The justification that Paul has in mind is clearly a justification before the court of God–it is a legal declaration that a man or women is counted righteous by faith alone. The Apostle could not be any clearer. He then appeals to Genesis 15:6 for a defense of this doctrine–rooting it in the earliest of Old Testament revelation. The doctrine of justification by faith alone in Christ alone is the epicenter of the truth of the Gospel of God’s free grace in Christ. It is the heartbeat of the Protestant Reformation. Since, therefore, this doctrine is taught in Genesis 15:6; Psalm 32:1-2; Romans 3:21-5:21; Galatians 2:15-16 and in many other places in Scripture, we must conclude that it is an established doctrine. When we proceded to place James 2:14-26 against this doctrine in order to determine whether or not it is consistent with the analogy of faith, we discover that James cannot be teaching that a man or woman is justified before God by faith and works. James is, in fact, using the word justified in a different manner and in a different context than did Paul. James is referring to the human court–and how one can show others, by his or her good works, that he or she truly possesses saving faith–whereas Paul was speaking of the divine court and how one is accepted by God.

These two examples–one minor and one major–serve to teach us how the analogy of faith functions in the hermenuetical process. It is vital that we learn how to employ it in order to explain two possible meanings of a passage–both of which fall within the realm of acceptable theological meaning–and in order to safeguard against theological error and heresy.

 

 

1. R.L. Dabney Sacred Rhetoric (Richmond, VA: Presbyterian Committee of Publication, 1870) p. 99

2. Richard A. Muller.
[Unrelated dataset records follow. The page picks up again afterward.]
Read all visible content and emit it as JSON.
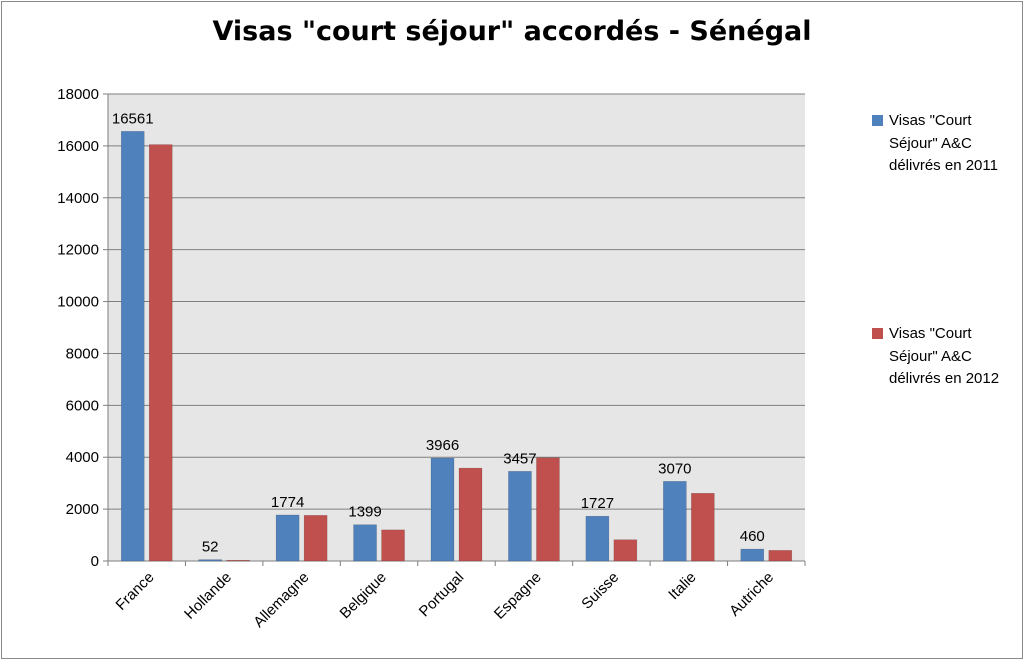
{
  "chart_data": {
    "type": "bar",
    "title": "Visas \"court séjour\" accordés - Sénégal",
    "categories": [
      "France",
      "Hollande",
      "Allemagne",
      "Belgique",
      "Portugal",
      "Espagne",
      "Suisse",
      "Italie",
      "Autriche"
    ],
    "series": [
      {
        "name": "Visas \"Court Séjour\" A&C délivrés en 2011",
        "color": "#4f81bd",
        "values": [
          16561,
          52,
          1774,
          1399,
          3966,
          3457,
          1727,
          3070,
          460
        ],
        "labels": [
          "16561",
          "52",
          "1774",
          "1399",
          "3966",
          "3457",
          "1727",
          "3070",
          "460"
        ]
      },
      {
        "name": "Visas \"Court Séjour\" A&C délivrés en 2012",
        "color": "#c0504d",
        "values": [
          16050,
          30,
          1760,
          1200,
          3580,
          3980,
          820,
          2610,
          410
        ]
      }
    ],
    "ylim": [
      0,
      18000
    ],
    "yticks": [
      "0",
      "2000",
      "4000",
      "6000",
      "8000",
      "10000",
      "12000",
      "14000",
      "16000",
      "18000"
    ],
    "xlabel": "",
    "ylabel": "",
    "grid": true,
    "plot_background": "#e6e6e6",
    "legend_position": "right"
  }
}
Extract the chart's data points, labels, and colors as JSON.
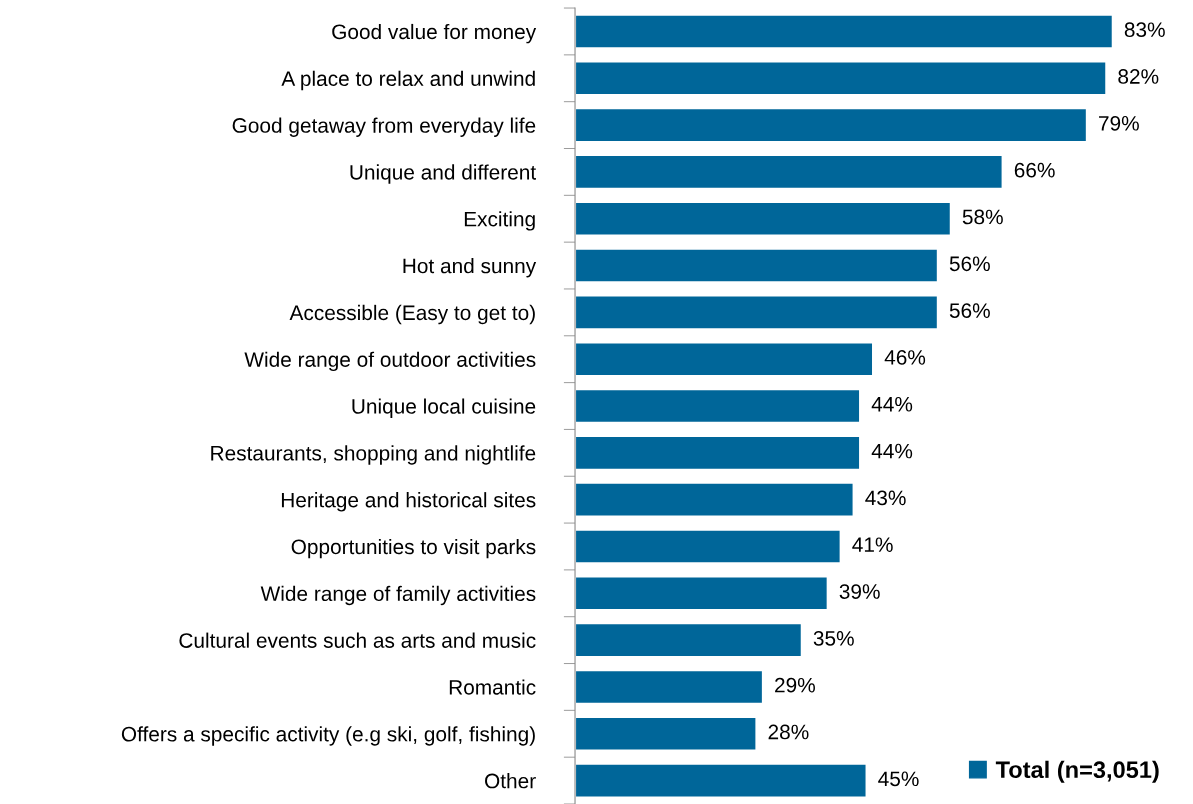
{
  "chart_data": {
    "type": "bar",
    "orientation": "horizontal",
    "categories": [
      "Good value for money",
      "A place to relax and unwind",
      "Good getaway from everyday life",
      "Unique and different",
      "Exciting",
      "Hot and sunny",
      "Accessible (Easy to get to)",
      "Wide range of outdoor activities",
      "Unique local cuisine",
      "Restaurants, shopping and nightlife",
      "Heritage and historical sites",
      "Opportunities to visit parks",
      "Wide range of family activities",
      "Cultural events such as arts and music",
      "Romantic",
      "Offers a specific activity (e.g ski, golf, fishing)",
      "Other"
    ],
    "series": [
      {
        "name": "Total (n=3,051)",
        "color": "#006699",
        "values": [
          83,
          82,
          79,
          66,
          58,
          56,
          56,
          46,
          44,
          44,
          43,
          41,
          39,
          35,
          29,
          28,
          45
        ],
        "value_labels": [
          "83%",
          "82%",
          "79%",
          "66%",
          "58%",
          "56%",
          "56%",
          "46%",
          "44%",
          "44%",
          "43%",
          "41%",
          "39%",
          "35%",
          "29%",
          "28%",
          "45%"
        ]
      }
    ],
    "legend": "bottom right"
  }
}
Dictionary of Latin and Greek Theological Terms: Drawn Principally from Protestant Scholastic Theology (Kindle Locations 325-327). Kindle Edition.

3. John Owen, An Exposition of the Epistle to the Hebrews, ed. W. H. Goold, vol. 24, Works of John Owen (Edinburgh: Johnstone and Hunter, 1854), 426–427.

4. Ibid. p, 427.

2 Responses

  1. John Cashatt

    Thank you for the clarification between James 2 and Romans 4.
    Good reading to remove some of the “fog” in my own thinking.